Synopses & Reviews
The heart-rending love story of Abelard and Heloise was one of the most talked about relationships in the Middle Ages, and is one of the greatest love stories of all time. Peter Abelard was arguably the greatest poet, philosopher, and religious teacher in all of twelfth-century Europe. In an age when women were rarely educated, Heloise was his most gifted young student. As master of the cathedral school at Notre Dame in Paris, Abelard was expected to be celibate; his career would be destroyed by marrying. In spite of this, Abelard and Heloise's private tutoring sessions inevitably turned to passionate romance, and their moments apart were spent writing love letters.

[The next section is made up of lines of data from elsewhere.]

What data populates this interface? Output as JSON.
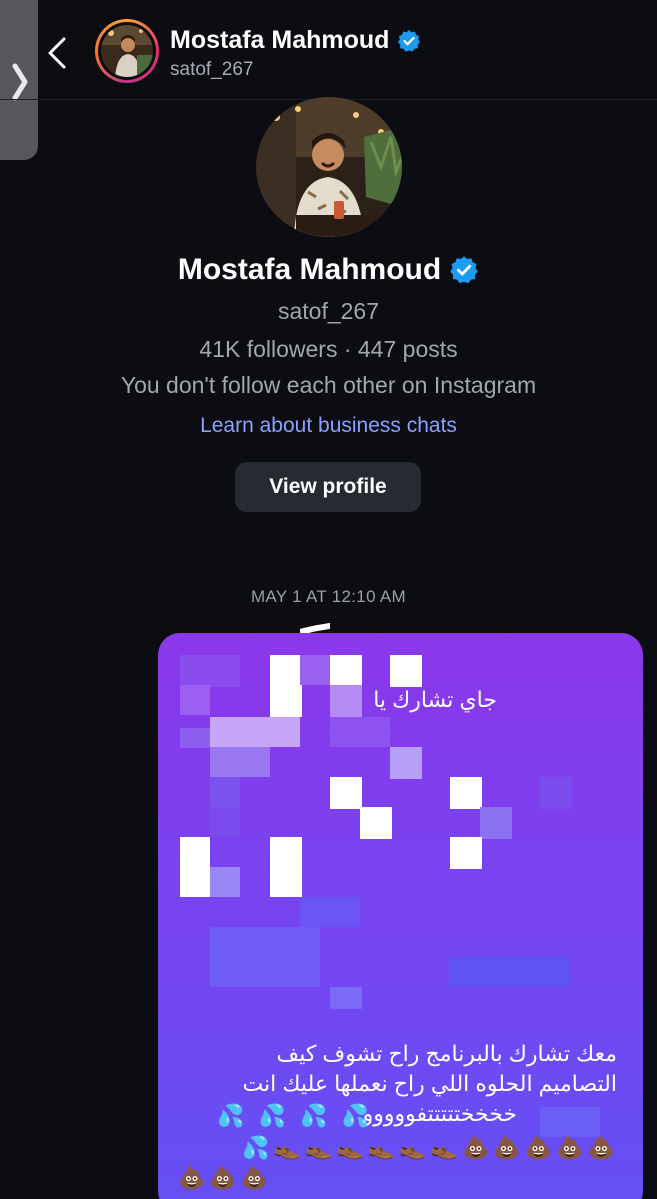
{
  "header": {
    "name": "Mostafa Mahmoud",
    "username": "satof_267"
  },
  "profile": {
    "name": "Mostafa Mahmoud",
    "username": "satof_267",
    "stats": "41K followers · 447 posts",
    "follow_status": "You don't follow each other on Instagram",
    "learn_link": "Learn about business chats",
    "view_profile_label": "View profile"
  },
  "chat": {
    "timestamp": "MAY 1 AT 12:10 AM",
    "message": {
      "visible_lines": [
        "جاي تشارك يا",
        "معك تشارك بالبرنامج راح تشوف كيف",
        "التصاميم الحلوه اللي راح نعملها عليك انت",
        "خخخختتتتتفووووو"
      ],
      "emoji_row_1": "💦 💦 💦 💦",
      "emoji_row_2": "💦👞👞👞👞👞👞💩💩💩💩💩",
      "emoji_row_3": "💩💩💩"
    }
  },
  "colors": {
    "background": "#0b0d12",
    "verified": "#1d9bf0",
    "link": "#8aa1ff",
    "bubble_top": "#8b37ea",
    "bubble_bottom": "#6450f5"
  }
}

When Heloise became pregnant, her possessive guardian and uncle, Fulbert, angrily insisted that they marry. The ceremony was held in secret, but the rumor spread through Paris. Enemies confronted Heloise, who publicly denied the marriage in order to protect Abelard's career. Fearing for her safety, Abelard slipped Heloise out of the city and sent her to a convent. Robbed of his niece and his family's honor, Fulbert took revenge by having Abelard brutally castrated. Abelard retreated to a monastery, and the famous lovers now lived separate lives behind cloistered walls -- but their love, and their letters, continued.
For a long time, the only letters known to have survived dated from the later period of their separation. Then, astoundingly, a few years ago a young scholar identified 113 new letters between the pair. Lost for almost nine hundred years, these fresh missives provide an intriguing snapshot of the couple's clandestine passion that is erotic, poignant, and at times even funny.

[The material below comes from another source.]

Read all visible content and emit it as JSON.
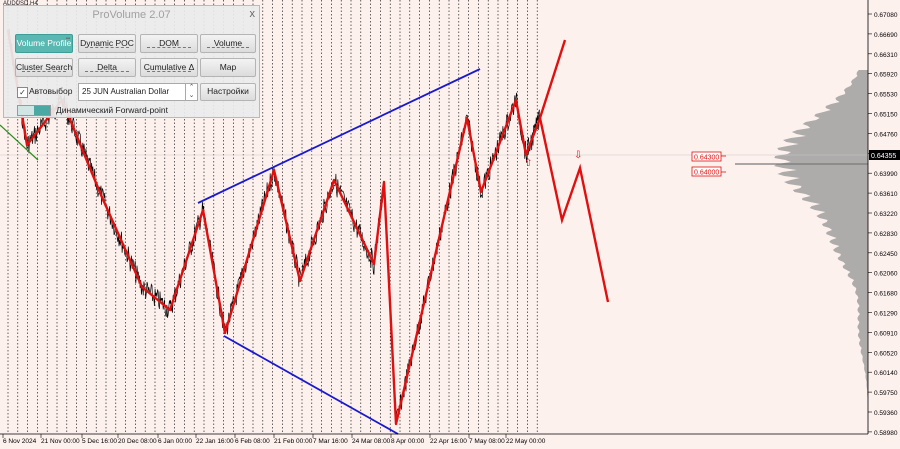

James Burge is the first biographer to combine these astonishing new discoveries with the latest scholarship, resulting in a more complete biography; one that paints a fuller picture of Heloise as a woman who tested the cultural constraints of her time. Burge also addresses Abelard's theological disputes with other teachers, including Bernard of Clairvaux, which led to Abelard's eventual trial for heresy. But Heloise & Abelard is much more than a biography. It opens a window onto the enormous and exciting changes that took place in medieval Europe, even as it presents us with the richest telling yet of one of history's greatest love stories.
Review
"If ever scholarship could be called delectable, it is here in James Burges sympathetic and thorough account." Susan Vreeland, author of Girl in Hyacinth Blue
Review
"A meticulous but always engaging explication of each lovers innermost desires . . . an impressively researched account." BookPage
Review
"Burge, a documentary filmmaker for the BBC and Discovery Channel, puts the controversial love story of Abelard and Heloise squarely in the middle of [the reform] movement, and the result is a riveting study of faith and sex, set against a conservative uprising so familiar it will make you gasp with recognition....Burge's greater contribution is the cultural context he gives to the affair, and the meld of philosophy and history he employs to explain their actions." Priya Jain, Salon.com (read the entire Salon.com review)
About the Author
James Burge is a producer and director of documentaries for the BBC and the Discovery Channel. His fascination with the Middle Ages led him to make Strange Landscape, the BBC series about medieval culture, and to create a dramatization of the writings of the eccentric thirteenth-century English friar, Roger Bacon.